Tableau authors can create workbooks using certified sources, a policy that can be enforced by IT. When a new workbook is created, Alation will extract it and its full lineage (including the Tableau Data Sources to which it’s connected). Stewards can verify the lineage and also make additional semantic checks (for instance, ensuring that the title and axis labels in each view are appropriate given its measures and dimensions). If everything checks out, they can use the Alation UI to transfer the workbook into the Alation Certified Project, where it will remain unless something is flagged upstream (as described above).
Documentation Use Case¶
Data curation is a new approach that gets organizations to where data documentation efforts alone could not. Data curation promotes reuse of the data knowledge that already exists & results in higher analyst productivity.
Users can harness Alation articles to provide a quick and insightful view of data.
Articles act as a living document where users can link to queries, Tableau dashboards, conversations, datasets, etc that provides a central location to all your data assets.
Best Practices for Tableau Adoption¶
Establish a where to get started portal, such as Confluence or Sharepoint, with applicable documentation.
Here are some suggested documentation items to include:
Growth Approach Statement
Alation is meant to be a social collaboration environment for metadata that is primarily driven by users. When users have the ability to create their own ways of working they are empowered and feel ownership, making them energized and part of a greater community. At the same time, no guidance and direction can negatively impact users, as they may feel lost about what they should do or how they should approach working with the environment. With that in mind, the growth approach behind Alation is a balanced approach between user-driven grass-roots growth and architecture driven standards, governance, and training. The goal should be to give users enough guidance so that they don’t get lost or cause inadvertent damage but at the same time feel empowered to create their own impact on the environment.
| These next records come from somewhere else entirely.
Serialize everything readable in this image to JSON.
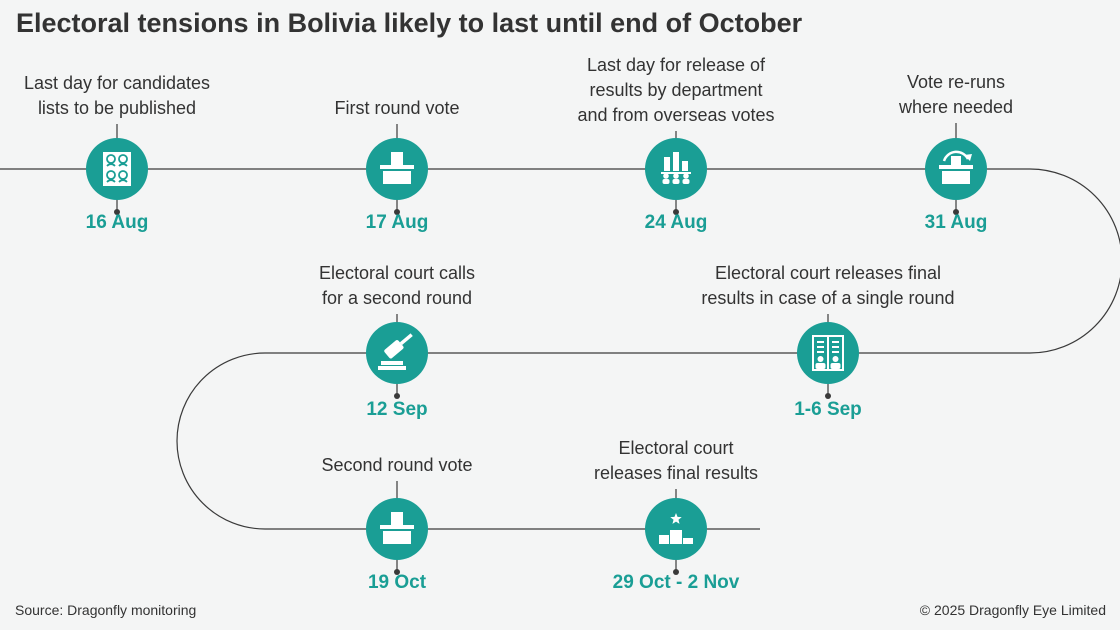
{
  "title": "Electoral tensions in Bolivia likely to last until end of October",
  "colors": {
    "accent": "#1a9e95",
    "line": "#3a3a3a",
    "background": "#f4f5f5"
  },
  "events": [
    {
      "id": "ev1",
      "lines": [
        "Last day for candidates",
        "lists to be published"
      ],
      "date": "16 Aug",
      "icon": "candidate-list-icon"
    },
    {
      "id": "ev2",
      "lines": [
        "First round vote"
      ],
      "date": "17 Aug",
      "icon": "ballot-box-icon"
    },
    {
      "id": "ev3",
      "lines": [
        "Last day for release of",
        "results by department",
        "and from overseas votes"
      ],
      "date": "24 Aug",
      "icon": "results-bar-chart-icon"
    },
    {
      "id": "ev4",
      "lines": [
        "Vote re-runs",
        "where needed"
      ],
      "date": "31 Aug",
      "icon": "ballot-rerun-icon"
    },
    {
      "id": "ev5",
      "lines": [
        "Electoral court releases final",
        "results in case of a single round"
      ],
      "date": "1-6 Sep",
      "icon": "final-results-document-icon"
    },
    {
      "id": "ev6",
      "lines": [
        "Electoral court calls",
        "for a second round"
      ],
      "date": "12 Sep",
      "icon": "gavel-icon"
    },
    {
      "id": "ev7",
      "lines": [
        "Second round vote"
      ],
      "date": "19 Oct",
      "icon": "ballot-box-icon"
    },
    {
      "id": "ev8",
      "lines": [
        "Electoral court",
        "releases final results"
      ],
      "date": "29 Oct - 2 Nov",
      "icon": "winner-podium-icon"
    }
  ],
  "footer": {
    "source": "Source: Dragonfly monitoring",
    "copyright": "© 2025 Dragonfly Eye Limited"
  }
}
The below references standards, governance, and training, that will be useful to users, but keep in mind that feedback from users should be used to further change these standards by either adding to them or removing from them.
Use Cases Document
Use documentation, meaning building articles, as a way to establish best practices. Build five Articles linking to Tableau dashboards.
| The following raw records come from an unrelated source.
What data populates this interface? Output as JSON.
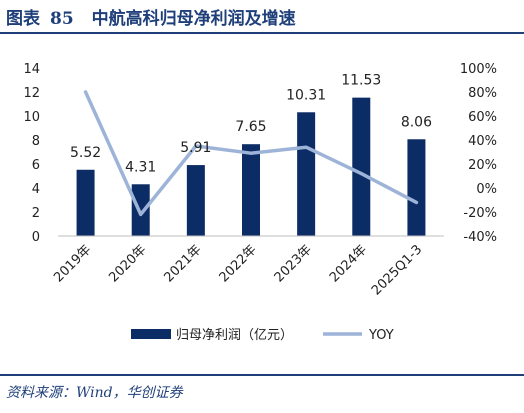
{
  "figure": {
    "title_label": "图表",
    "title_number": "85",
    "title_text": "中航高科归母净利润及增速",
    "source": "资料来源：Wind，华创证券"
  },
  "colors": {
    "bar": "#0c2c66",
    "line": "#9db4d8",
    "rule": "#1f3f7a"
  },
  "chart_data": {
    "type": "bar",
    "categories": [
      "2019年",
      "2020年",
      "2021年",
      "2022年",
      "2023年",
      "2024年",
      "2025Q1-3"
    ],
    "series": [
      {
        "name": "归母净利润（亿元）",
        "type": "bar",
        "axis": "left",
        "values": [
          5.52,
          4.31,
          5.91,
          7.65,
          10.31,
          11.53,
          8.06
        ]
      },
      {
        "name": "YOY",
        "type": "line",
        "axis": "right",
        "values": [
          80,
          -22,
          35,
          29,
          34,
          12,
          -12
        ]
      }
    ],
    "data_labels": [
      "5.52",
      "4.31",
      "5.91",
      "7.65",
      "10.31",
      "11.53",
      "8.06"
    ],
    "left_axis": {
      "ylim": [
        0,
        14
      ],
      "ticks": [
        "0",
        "2",
        "4",
        "6",
        "8",
        "10",
        "12",
        "14"
      ]
    },
    "right_axis": {
      "ylim": [
        -40,
        100
      ],
      "ticks": [
        "-40%",
        "-20%",
        "0%",
        "20%",
        "40%",
        "60%",
        "80%",
        "100%"
      ]
    },
    "legend_position": "bottom",
    "grid": false
  }
}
Identify three individuals in other organizations and have them build out articles that link to a Tableau dashboard.
Have those three people identify three other individuals to build out five articles that link to a Tableau dashboard.
Data curation is a new approach that gets organizations to where data documentation efforts alone could not. Data curation promotes reuse of the data knowledge that already exists & results in higher analyst productivity. Collaboration comes more naturally. And the coverage and accuracy of data knowledge in the organization also increases.